In 2011, Gartner predicted that CMOs would outspend CIOs by 2017. All signs continue to point to this reality, and the shift has created rifts between marketing and technology leaders. So, how do we avoid turf wars when it comes to marketing technology?
One of my best clients is a marketing executive at a medium-sized e-commerce company, who needed my help in selecting a vendor for her email marketing automation initiative. Her objectives were manifold: increase customer acquisition, customer retention, average order value, order frequency, and avoid the IT department.
Why Avoid IT?
Over the last couple of years, she felt like IT was a constant impediment when it came to adopting new marketing technologies and integrations with vendors. She said, “marketers want to grow and engage with customers quickly and often. We need to interact with customers across multiple channels, both online and offline – proactively, reactively, and in realtime. The IT folks just get in the way!” I’ve heard sentiments like this countless times, both from clients and colleagues.
Marketing and Shadow IT
As technology budgets shift from IT to marketing, so does the control over technology decisions.

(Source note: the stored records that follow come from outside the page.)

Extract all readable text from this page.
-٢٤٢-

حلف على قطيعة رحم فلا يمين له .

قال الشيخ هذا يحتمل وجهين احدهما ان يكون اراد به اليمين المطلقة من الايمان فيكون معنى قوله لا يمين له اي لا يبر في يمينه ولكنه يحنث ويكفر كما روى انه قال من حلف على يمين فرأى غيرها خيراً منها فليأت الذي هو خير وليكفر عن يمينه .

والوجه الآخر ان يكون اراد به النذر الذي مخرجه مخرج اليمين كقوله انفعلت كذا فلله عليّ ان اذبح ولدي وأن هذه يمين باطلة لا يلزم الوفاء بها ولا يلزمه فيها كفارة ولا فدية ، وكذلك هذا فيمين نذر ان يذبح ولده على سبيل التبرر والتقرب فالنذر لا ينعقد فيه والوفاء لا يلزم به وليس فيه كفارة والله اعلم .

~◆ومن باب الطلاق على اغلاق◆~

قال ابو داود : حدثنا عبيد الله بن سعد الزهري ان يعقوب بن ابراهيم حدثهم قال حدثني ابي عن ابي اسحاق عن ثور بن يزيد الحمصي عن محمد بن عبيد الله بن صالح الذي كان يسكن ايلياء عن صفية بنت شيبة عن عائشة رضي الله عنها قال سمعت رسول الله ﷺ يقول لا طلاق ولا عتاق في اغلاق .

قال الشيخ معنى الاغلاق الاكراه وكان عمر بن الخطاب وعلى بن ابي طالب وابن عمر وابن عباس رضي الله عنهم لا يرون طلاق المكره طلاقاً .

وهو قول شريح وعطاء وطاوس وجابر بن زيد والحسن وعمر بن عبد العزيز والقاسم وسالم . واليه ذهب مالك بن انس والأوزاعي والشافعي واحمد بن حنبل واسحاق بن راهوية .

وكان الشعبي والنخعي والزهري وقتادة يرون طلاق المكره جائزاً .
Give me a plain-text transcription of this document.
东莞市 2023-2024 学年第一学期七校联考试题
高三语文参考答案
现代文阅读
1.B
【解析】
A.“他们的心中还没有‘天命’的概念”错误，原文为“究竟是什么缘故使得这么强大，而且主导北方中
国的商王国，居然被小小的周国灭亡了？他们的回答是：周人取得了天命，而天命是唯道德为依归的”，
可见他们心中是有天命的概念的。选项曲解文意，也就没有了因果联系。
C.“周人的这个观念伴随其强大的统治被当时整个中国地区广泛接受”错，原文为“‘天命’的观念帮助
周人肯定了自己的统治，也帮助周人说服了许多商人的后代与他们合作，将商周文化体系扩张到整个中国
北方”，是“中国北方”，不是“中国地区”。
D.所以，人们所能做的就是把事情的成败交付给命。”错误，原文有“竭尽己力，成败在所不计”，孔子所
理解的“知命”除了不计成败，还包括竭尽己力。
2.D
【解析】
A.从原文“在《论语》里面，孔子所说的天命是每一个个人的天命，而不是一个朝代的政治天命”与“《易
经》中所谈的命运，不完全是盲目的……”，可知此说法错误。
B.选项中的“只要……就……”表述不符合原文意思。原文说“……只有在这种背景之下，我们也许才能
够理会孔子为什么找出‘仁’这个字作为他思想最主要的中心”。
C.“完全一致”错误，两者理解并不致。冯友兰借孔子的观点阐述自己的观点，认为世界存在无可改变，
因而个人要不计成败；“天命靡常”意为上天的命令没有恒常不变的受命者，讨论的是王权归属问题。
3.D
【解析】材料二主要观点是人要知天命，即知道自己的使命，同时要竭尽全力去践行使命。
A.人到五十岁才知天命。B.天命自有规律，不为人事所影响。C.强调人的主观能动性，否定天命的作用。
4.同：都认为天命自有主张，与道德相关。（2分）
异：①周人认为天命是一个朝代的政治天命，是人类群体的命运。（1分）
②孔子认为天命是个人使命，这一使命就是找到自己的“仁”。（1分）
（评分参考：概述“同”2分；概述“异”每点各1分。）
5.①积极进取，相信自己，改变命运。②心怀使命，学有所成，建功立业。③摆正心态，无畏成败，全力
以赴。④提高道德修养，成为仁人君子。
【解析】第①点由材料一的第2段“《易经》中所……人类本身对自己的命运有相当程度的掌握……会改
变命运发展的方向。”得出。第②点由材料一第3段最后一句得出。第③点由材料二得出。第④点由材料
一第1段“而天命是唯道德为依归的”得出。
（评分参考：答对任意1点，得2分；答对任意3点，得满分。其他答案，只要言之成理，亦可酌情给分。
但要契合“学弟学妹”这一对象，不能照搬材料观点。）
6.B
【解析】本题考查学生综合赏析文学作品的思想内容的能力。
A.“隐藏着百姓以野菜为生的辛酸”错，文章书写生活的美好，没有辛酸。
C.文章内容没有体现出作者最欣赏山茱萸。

More and more, the CMO suite is driving the technology workload, and not the CIO. However, the IT department wants to retain control over the vendor selection process, integration efforts, process controls, and so on. Marketing sees this as an impediment to speed, and takes these functions on themselves, or ignores them altogether. What results is a gallimaufry of disparate systems, outside the purview of IT – Shadow IT.
Turf War
Needless to say, the CIO wants to retain control over the process and assets, and the CMO wants control over the vendor relationships and speed. Ultimately, the key to avoiding a turf war is a healthy relationship between the CIO and CMO. The CIO needs to respect the top-line growth responsibility of the CMO, enabling and supporting accordingly. Likewise the CMO needs to understand the potential security and compliance issues their Shadow IT can create.
My most successful clients understand that these relationships not only create good will between departments, but also create a culture of innovation.
Are you guarding your turf or building bridges?